If you’d like to get more serious about application architecture, one of the approaches is to use the svcs library. Here’s a way of integrating it into uapi.

from httpx import AsyncClient
from svcs import Container, Registry
from asyncio import run

from uapi.starlette import App

reg = Registry()

app = App()
app.incant.register_by_type(
    lambda: Container(reg), type=Container, is_ctx_manager="async"
)


@app.get("/proxy")
async def proxy(container: Container) -> str:
    """We just return the payload at www.example.com."""
    client = await container.aget(AsyncClient)
    return (await client.get("http://example.com")).read().decode()

async def main() -> None:
    async with AsyncClient() as client:  # Clean up connections at the end
        reg.register_value(AsyncClient, client, enter=False)
        await app.run()

run(main())

We can go even further and instead of providing the container, we can provide anything the container contains too.

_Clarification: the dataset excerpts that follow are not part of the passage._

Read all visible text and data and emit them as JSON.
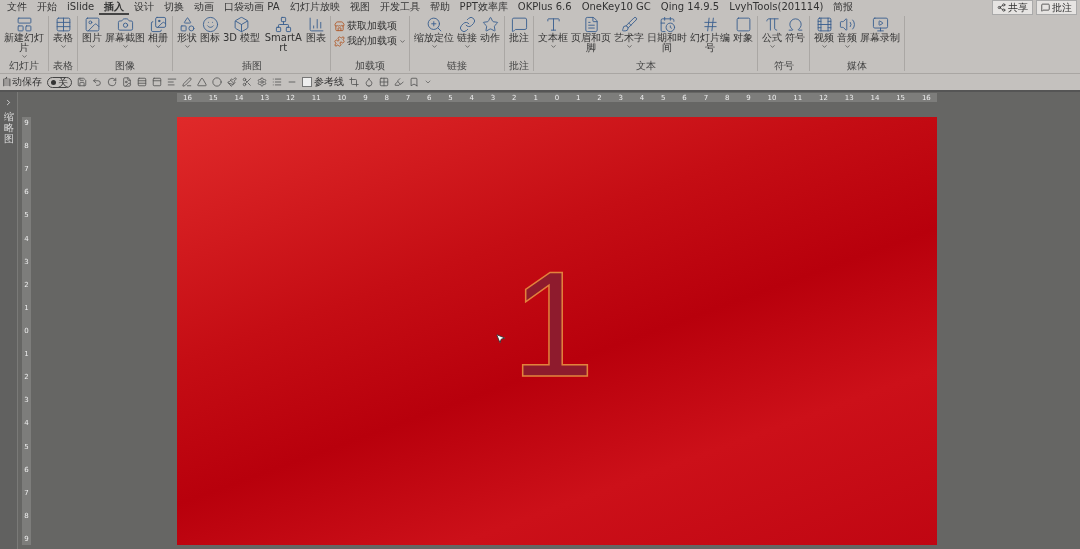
{
  "tabs": [
    {
      "label": "文件",
      "selected": false
    },
    {
      "label": "开始",
      "selected": false
    },
    {
      "label": "iSlide",
      "selected": false
    },
    {
      "label": "插入",
      "selected": true
    },
    {
      "label": "设计",
      "selected": false
    },
    {
      "label": "切换",
      "selected": false
    },
    {
      "label": "动画",
      "selected": false
    },
    {
      "label": "口袋动画 PA",
      "selected": false
    },
    {
      "label": "幻灯片放映",
      "selected": false
    },
    {
      "label": "视图",
      "selected": false
    },
    {
      "label": "开发工具",
      "selected": false
    },
    {
      "label": "帮助",
      "selected": false
    },
    {
      "label": "PPT效率库",
      "selected": false
    },
    {
      "label": "OKPlus 6.6",
      "selected": false
    },
    {
      "label": "OneKey10 GC",
      "selected": false
    },
    {
      "label": "Qing 14.9.5",
      "selected": false
    },
    {
      "label": "LvyhTools(201114)",
      "selected": false
    },
    {
      "label": "简报",
      "selected": false
    }
  ],
  "header_buttons": [
    {
      "label": "共享",
      "kind": "share"
    },
    {
      "label": "批注",
      "kind": "comment"
    }
  ],
  "ribbon": {
    "groups": [
      {
        "label": "幻灯片",
        "items": [
          {
            "label": "新建幻灯片",
            "kind": "large",
            "dropdown": true
          }
        ]
      },
      {
        "label": "表格",
        "items": [
          {
            "label": "表格",
            "kind": "large",
            "dropdown": true
          }
        ]
      },
      {
        "label": "图像",
        "items": [
          {
            "label": "图片",
            "kind": "large",
            "dropdown": true
          },
          {
            "label": "屏幕截图",
            "kind": "large",
            "dropdown": true
          },
          {
            "label": "相册",
            "kind": "large",
            "dropdown": true
          }
        ]
      },
      {
        "label": "插图",
        "items": [
          {
            "label": "形状",
            "kind": "large",
            "dropdown": true
          },
          {
            "label": "图标",
            "kind": "large",
            "dropdown": false
          },
          {
            "label": "3D 模型",
            "kind": "large",
            "dropdown": false
          },
          {
            "label": "SmartArt",
            "kind": "large",
            "dropdown": false
          },
          {
            "label": "图表",
            "kind": "large",
            "dropdown": false
          }
        ]
      },
      {
        "label": "加载项",
        "items": [
          {
            "label": "获取加载项",
            "kind": "small",
            "dropdown": false
          },
          {
            "label": "我的加载项",
            "kind": "small",
            "dropdown": true
          }
        ]
      },
      {
        "label": "链接",
        "items": [
          {
            "label": "缩放定位",
            "kind": "large",
            "dropdown": true
          },
          {
            "label": "链接",
            "kind": "large",
            "dropdown": true
          },
          {
            "label": "动作",
            "kind": "large",
            "dropdown": false
          }
        ]
      },
      {
        "label": "批注",
        "items": [
          {
            "label": "批注",
            "kind": "large",
            "dropdown": false
          }
        ]
      },
      {
        "label": "文本",
        "items": [
          {
            "label": "文本框",
            "kind": "large",
            "dropdown": true
          },
          {
            "label": "页眉和页脚",
            "kind": "large",
            "dropdown": false
          },
          {
            "label": "艺术字",
            "kind": "large",
            "dropdown": true
          },
          {
            "label": "日期和时间",
            "kind": "large",
            "dropdown": false
          },
          {
            "label": "幻灯片编号",
            "kind": "large",
            "dropdown": false
          },
          {
            "label": "对象",
            "kind": "large",
            "dropdown": false
          }
        ]
      },
      {
        "label": "符号",
        "items": [
          {
            "label": "公式",
            "kind": "large",
            "dropdown": true
          },
          {
            "label": "符号",
            "kind": "large",
            "dropdown": false
          }
        ]
      },
      {
        "label": "媒体",
        "items": [
          {
            "label": "视频",
            "kind": "large",
            "dropdown": true
          },
          {
            "label": "音频",
            "kind": "large",
            "dropdown": true
          },
          {
            "label": "屏幕录制",
            "kind": "large",
            "dropdown": false
          }
        ]
      }
    ]
  },
  "quick_access": {
    "autosave": {
      "label": "自动保存",
      "state_text": "关",
      "on": false
    },
    "guides": {
      "label": "参考线",
      "checked": false
    }
  },
  "thumbnail_pane": {
    "label": "缩略图"
  },
  "horizontal_ruler": [
    "16",
    "15",
    "14",
    "13",
    "12",
    "11",
    "10",
    "9",
    "8",
    "7",
    "6",
    "5",
    "4",
    "3",
    "2",
    "1",
    "0",
    "1",
    "2",
    "3",
    "4",
    "5",
    "6",
    "7",
    "8",
    "9",
    "10",
    "11",
    "12",
    "13",
    "14",
    "15",
    "16"
  ],
  "vertical_ruler": [
    "9",
    "8",
    "7",
    "6",
    "5",
    "4",
    "3",
    "2",
    "1",
    "0",
    "1",
    "2",
    "3",
    "4",
    "5",
    "6",
    "7",
    "8",
    "9"
  ],
  "slide": {
    "text": "1"
  }
}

from collections.abc import Callable
from inspect import Parameter
from asyncio import run

from httpx import AsyncClient
from svcs import Container, Registry

from uapi.starlette import App

reg = Registry()


app = App()
app.incant.register_by_type(
    lambda: Container(reg), type=Container, is_ctx_manager="async"
)


def svcs_hook_factory(parameter: Parameter) -> Callable:
    t = parameter.annotation

    async def from_container(c: Container):
        return await c.aget(t)

    return from_container


app.incant.register_hook_factory(lambda p: p.annotation in reg, svcs_hook_factory)


@app.get("/proxy")
async def proxy(client: AsyncClient) -> str:
    """We just return the payload at www.example.com."""
    return (await client.get("http://example.com")).read().decode()


async def main() -> None:
    async with AsyncClient() as client:
        reg.register_value(AsyncClient, client, enter=False)
        await app.run()


run(main())

Note

The svcs library includes integrations for several popular web frameworks, and code examples for them. The examples shown here are independent of the underlying web framework used; they will work on all of them (with a potential sync/async tweak).